ペルソナ/コンピテンシーモデル ―みんなに好まれそうな言葉は誰にも刺さらない―

みんなに好まれそうな言葉は誰にも刺さらない

どんな人を採用したいですか?と問いかけると、元気で明るくて素直な人という答えが返ってきます。では、仮にあなたがその特徴をもった人をイメージできたとして、採用に関わるメンバー全員とそのイメージは一致するでしょうか。さらに、その人に自社を選んでもらうためのアプローチは思いつきそうでしょうか。例えば、その人をどうやって口説きますか。採用要件が曖昧だと、たとえ運命の人が目の前に現れても、採用チームで連携して効果的に惹きつけて口説くことはできないでしょう。みんなに好まれそうな特徴のない言葉は誰にも刺さりません。あなたの会社の募集要項や採用案内はそうなっていませんか?採用要件はできる限り具体的にイメージする必要があるのです。では、あなたの会社で活躍する人はどんな特徴をもった人でしょうか?

ペルソナ

ペルソナとは、マーケティングや商品開発、サービス設計などにおいて、ターゲットとなるユーザーの代表的なプロフィールを具体的に表現したものです。ペルソナは実際の顧客データやリサーチを基に作成され、ターゲットユーザーの特性、ニーズ、行動パターンなどを詳細に示します。

●ペルソナの構成要素
・基本情報: 名前、年齢、性別、職業、居住地などの基本的なプロフィール
・行動パターン: 日常生活での行動や習慣
・ニーズとゴール: そのペルソナが抱える問題や欲求、達成したい目標
・価値観と態度: ライフスタイルや価値観、製品やサービスに対する期待や態度
・悩みと挑戦: 直面している課題や障害

●ペルソナの目的
ペルソナを作成することで、ターゲットユーザーの視点から商品やサービスを設計しやすくなります。
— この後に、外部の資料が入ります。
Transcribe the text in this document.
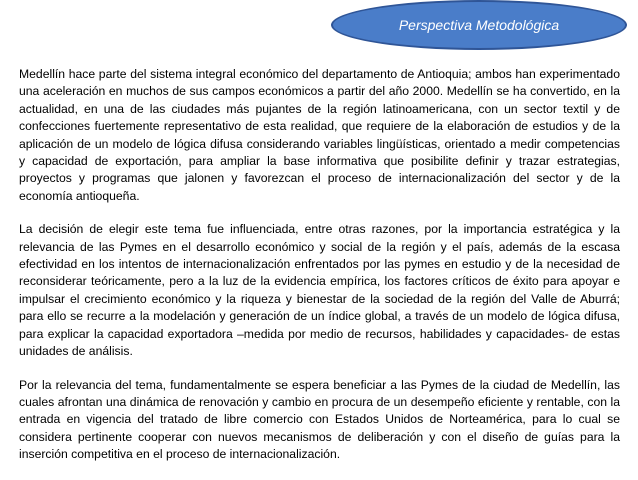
Perspectiva Metodológica

Medellín hace parte del sistema integral económico del departamento de Antioquia; ambos han experimentado una aceleración en muchos de sus campos económicos a partir del año 2000. Medellín se ha convertido, en la actualidad, en una de las ciudades más pujantes de la región latinoamericana, con un sector textil y de confecciones fuertemente representativo de esta realidad, que requiere de la elaboración de estudios y de la aplicación de un modelo de lógica difusa considerando variables lingüísticas, orientado a medir competencias y capacidad de exportación, para ampliar la base informativa que posibilite definir y trazar estrategias, proyectos y programas que jalonen y favorezcan el proceso de internacionalización del sector y de la economía antioqueña.

La decisión de elegir este tema fue influenciada, entre otras razones, por la importancia estratégica y la relevancia de las Pymes en el desarrollo económico y social de la región y el país, además de la escasa efectividad en los intentos de internacionalización enfrentados por las pymes en estudio y de la necesidad de reconsiderar teóricamente, pero a la luz de la evidencia empírica, los factores críticos de éxito para apoyar e impulsar el crecimiento económico y la riqueza y bienestar de la sociedad de la región del Valle de Aburrá; para ello se recurre a la modelación y generación de un índice global, a través de un modelo de lógica difusa, para explicar la capacidad exportadora –medida por medio de recursos, habilidades y capacidades- de estas unidades de análisis.

Por la relevancia del tema, fundamentalmente se espera beneficiar a las Pymes de la ciudad de Medellín, las cuales afrontan una dinámica de renovación y cambio en procura de un desempeño eficiente y rentable, con la entrada en vigencia del tratado de libre comercio con Estados Unidos de Norteamérica, para lo cual se considera pertinente cooperar con nuevos mecanismos de deliberación y con el diseño de guías para la inserción competitiva en el proceso de internacionalización.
例えば、マーケティングキャンペーンを企画する際に、具体的なペルソナを想定することで、そのペルソナに響くメッセージやチャネルを選びやすくなります。

コンピテンシーモデル

コンピテンシーモデルは、特定の職務や役割において効果的なパフォーマンスを発揮するために必要な知識、スキル、行動、態度を体系的にまとめたものです。このモデルは、高い成果を上げている従業員の行動特性をもとに作成された「理想の従業員像」を表しています

●コンピテンシーモデルの構成要素
・知識: 業務に関連する理論的な理解や情報(例:マーケティング知識、会計知識)
・スキル: 実際の業務遂行に必要な技術や手法(例:プロジェクト管理スキル、プログラミングスキル)
・能力: 複雑な問題を解決するための思考力や判断力(例:分析能力、リーダーシップ能力)
・行動: 効果的なパフォーマンスを発揮するための具体的な行動(例:顧客対応の迅速さ、チームワークの実践)
・態度: 業務に対する姿勢や価値観(例:向上心、倫理観)

●コンピテンシーモデルの種類
・実在型モデル: 実際に高い成果を出している社員の行動を分析して構築
・理想型モデル: 企業が求める理想の社員像をもとに作成
・ハイブリッド型モデル: 実在型と理想型を組み合わせたもの

ペルソナを使ったマーケティングのアプローチは採用にも活用できるのです。ペルソナが決まったら、どこでどうやったらその人に会えるかを考えます。そしてペルソナがあなたの会社に対して求めていることを想像します。どんなコミュニケーションをすれば、あなたの会社が大切にしている理念や価値観に対してペルソナに心から共感してもらえそうか?そのペルソナは本当にあなたの会社にとって必要な存在なのか?を何度も問い直し、採用メンバーで共有化することで、求職者に対して一貫したメッセージを届けることができるようになります。